While Pip’s “Churchill” is a show to be viewed with delight, projecting a vibrant portrait of a historical figure who led a rich and meaningful life, his “Adolf” has a remarkable relevance to the world, with the message that racial hatred, chauvinism and malignant exhortation of national superiority can lead to the emergence of Right-wing dictatorship.

The third solo play was presented by Jailoshini Naidoo of South Africa, a leading theatre and television artist. Entitled “At The Edge”, written by eminent playwright Govender based on his book of the same title, the play is directed by Sharupa Dutta. It is set in the apartheid period of South African history when the Group Area Act was being implemented with brute force by the state. (According to the Group Area Act 1950, urban apartheid was implemented to remove non-whites from the developed areas for settling the whites. The uprooted non-whites were allotted small pieces of land in far flung areas.)

Naidoo portrays a non-white who is served with the notice to vacate his house which he has built with great care, spending his hard earned money.

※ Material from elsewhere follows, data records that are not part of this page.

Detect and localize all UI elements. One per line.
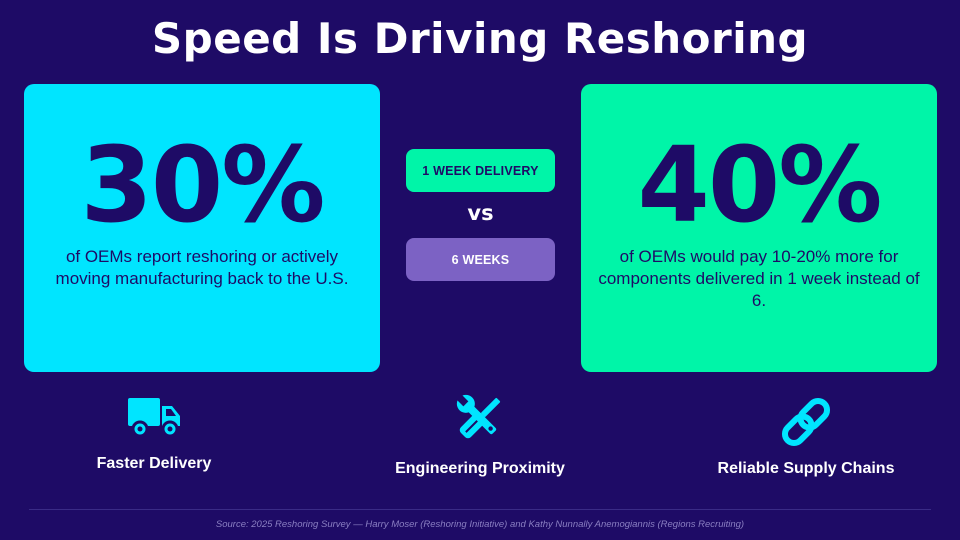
stat-description: of OEMs report reshoring or actively mov…	[55, 247, 349, 288]
footer-divider	[29, 509, 931, 510]
feature-label: Faster Delivery	[96, 455, 212, 472]
versus-label: vs	[467, 201, 494, 225]
feature-reliable-supply-chains: Reliable Supply Chains	[706, 392, 906, 478]
slide-title: Speed Is Driving Reshoring	[151, 14, 809, 63]
stat-card-premium: 40% of OEMs would pay 10-20% more for co…	[581, 84, 937, 372]
feature-engineering-proximity: Engineering Proximity	[380, 390, 580, 478]
truck-icon	[128, 398, 180, 438]
link-icon	[781, 397, 831, 447]
stat-value: 40%	[637, 124, 883, 246]
stat-description: of OEMs would pay 10-20% more for compon…	[598, 247, 920, 310]
stat-card-reshoring: 30% of OEMs report reshoring or actively…	[24, 84, 380, 372]
six-weeks-badge: 6 WEEKS	[406, 238, 555, 281]
feature-label: Engineering Proximity	[395, 460, 565, 477]
source-citation: Source: 2025 Reshoring Survey — Harry Mo…	[215, 519, 745, 530]
tools-icon	[456, 394, 501, 439]
feature-faster-delivery: Faster Delivery	[54, 394, 254, 473]
one-week-delivery-badge: 1 WEEK DELIVERY	[406, 149, 555, 192]
feature-label: Reliable Supply Chains	[717, 460, 895, 477]
stat-value: 30%	[80, 124, 326, 246]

Undaunted by the inhuman orders for vacation, he defies the law. This is a battle between the powerful apartheid state and a lone non-white citizen whose only strength is his determination to defy unjust orders.

Naidoo creates multiple characters that interact with the protagonist. She captures the idiosyncrasies of these characters, stepping out of one character to enter into another effortlessly, displaying remarkable variations, evoking wide ranging moods. She ends her show with a touch of irony and pathos when the protagonist dies and the family is allowed to remain in the house until the mourning period is over.